Jika Anda menggunakan database terpisah, Anda bisa secara berkala mengganti semua tabel dengan mengganti database back-end dengan salinan kosong.

Pertama, Anda bersiap menyalin kosong. Kecuali jika desain database Anda berubah, Anda bisa menggunakan kembali Salin ini setiap kali Anda Arsip. Lalu, saat Anda ingin arsip, Anda mengganti nama database back-end yang sudah ada untuk mengindikasikan bahwa itu adalah arsip, dan lalu Simpan salinan kosong sebagai database back-end baru.

Menyiapkan kosong salinan database back-end

Mengimpor definisi tabel untuk semua tabel dalam database back-end.

  1. Membuat database baru yang kosong. Menghapus Table1.

  2. Pada tab Data eksternal , di grup impor , klik Access.

  3. Dalam kotak dialog Dapatkan Data eksternal , pilih mengimpor tabel, kueri, formulir, laporan, makro dan modul ke dalam database saat ini, dan kemudian klik Telusuri.

  4. Dalam kotak dialog Buka File , pilih database back-end. Klik buka untuk menutup kotak dialog Buka File , dan lalu klik OK.

  5. Dalam kotak dialog Impor objek , klik opsi.

  6. Di bawah Impor tabel, pilih Definisi saja.

  7. Pada tab tabel , klik Pilih Semua, klik OK, dan lalu klik tutup.

Berikutnya, menambahkan data ke tabel pencarian apa pun di salinan kosong. Untuk setiap tabel pencarian, lakukan langkah berikut ini:

  1. Link ke tabel pencarian di database back-end yang sudah ada.

  2. Membuat kueri penambahan yang menambahkan semua rekaman dari sel asli ke salinan.

Ganti database back-end dengan salinan kosong

Pertama, mengganti nama database back-end yang sudah ada untuk menunjukkan bahwa ini adalah arsip.

Lalu, buka salinan yang kosong, dan menyimpannya dengan nama database back-end asli.

  1. Klik Tombol Microsoft Office Gambar tombol Office , dan lalu arahkan ke Simpan sebagai. Membuka menu Simpan sebagai .

  2. Di bawah Simpan database dalam format lain, klik Access 2007 Database.

Atas Halaman

Catatan: Penafian Terjemahan Mesin: Artikel ini telah diterjemahan oleh sistem komputer tanpa campur tangan manusia. Microsoft menawarkan terjemahan mesin ini untuk membantu pengguna yang bukan penutur bahasa Inggris agar dapat menikmati konten tentang produk, layanan, dan teknologi Microsoft.
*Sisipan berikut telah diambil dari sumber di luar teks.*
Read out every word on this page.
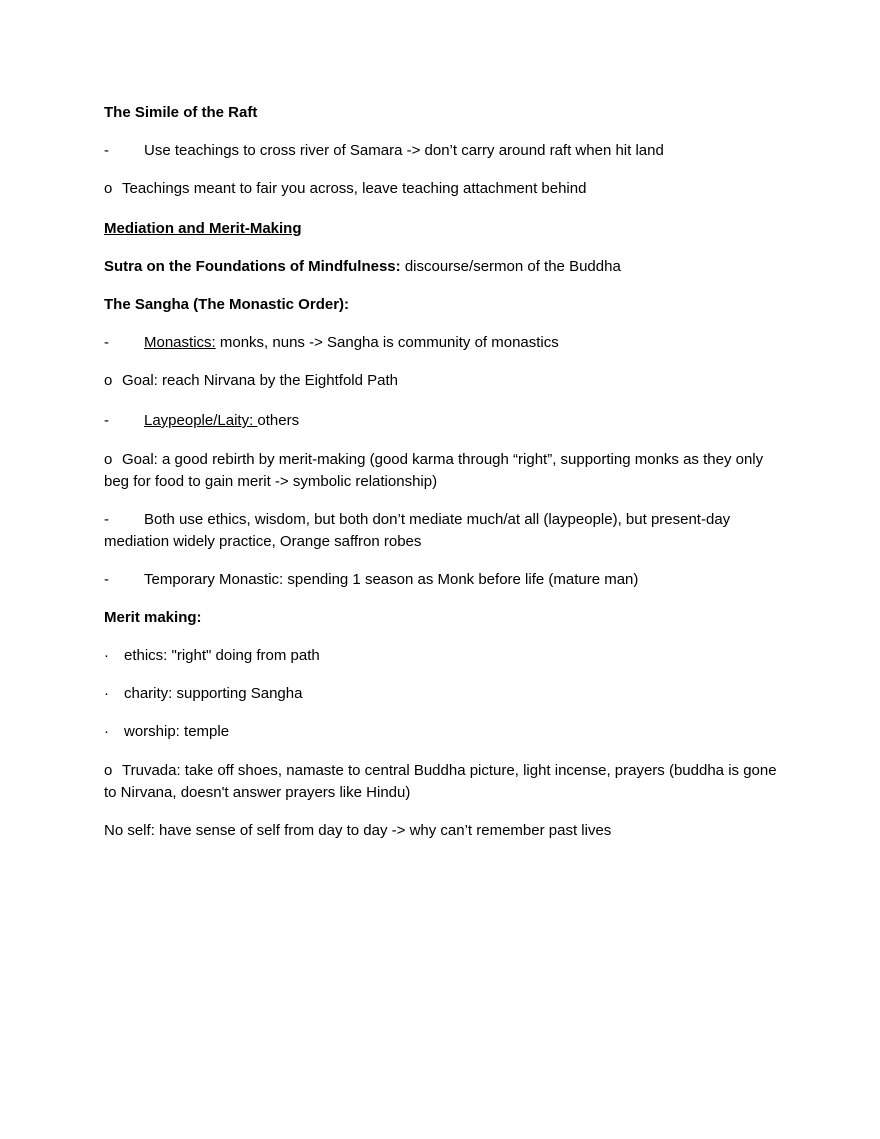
The Simile of the Raft
- Use teachings to cross river of Samara -> don’t carry around raft when hit land
o Teachings meant to fair you across, leave teaching attachment behind
Mediation and Merit-Making
Sutra on the Foundations of Mindfulness: discourse/sermon of the Buddha
The Sangha (The Monastic Order):
- Monastics: monks, nuns -> Sangha is community of monastics
o Goal: reach Nirvana by the Eightfold Path
- Laypeople/Laity: others
o Goal: a good rebirth by merit-making (good karma through “right”, supporting monks as they only beg for food to gain merit -> symbolic relationship)
- Both use ethics, wisdom, but both don’t mediate much/at all (laypeople), but present-day mediation widely practice, Orange saffron robes
- Temporary Monastic: spending 1 season as Monk before life (mature man)
Merit making:
· ethics: "right" doing from path
· charity: supporting Sangha
· worship: temple
o Truvada: take off shoes, namaste to central Buddha picture, light incense, prayers (buddha is gone to Nirvana, doesn't answer prayers like Hindu)
No self: have sense of self from day to day -> why can’t remember past lives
Karena artikel ini diterjemahkan oleh mesin, mungkin akan terdapat kesalahan kosa kata, sintaksis, atau tata bahasa.

Kembangkan keterampilan Anda
Jelajahi pelatihan
Dapatkan fitur baru terlebih dahulu
Gabung ke Office Insiders

Apakah informasi ini bermanfaat?

Terima kasih atas umpan balik Anda!

Terima kasih atas umpan balik Anda! Sepertinya menghubungkan Anda ke salah satu agen dukungan Office kami akan sangat membantu.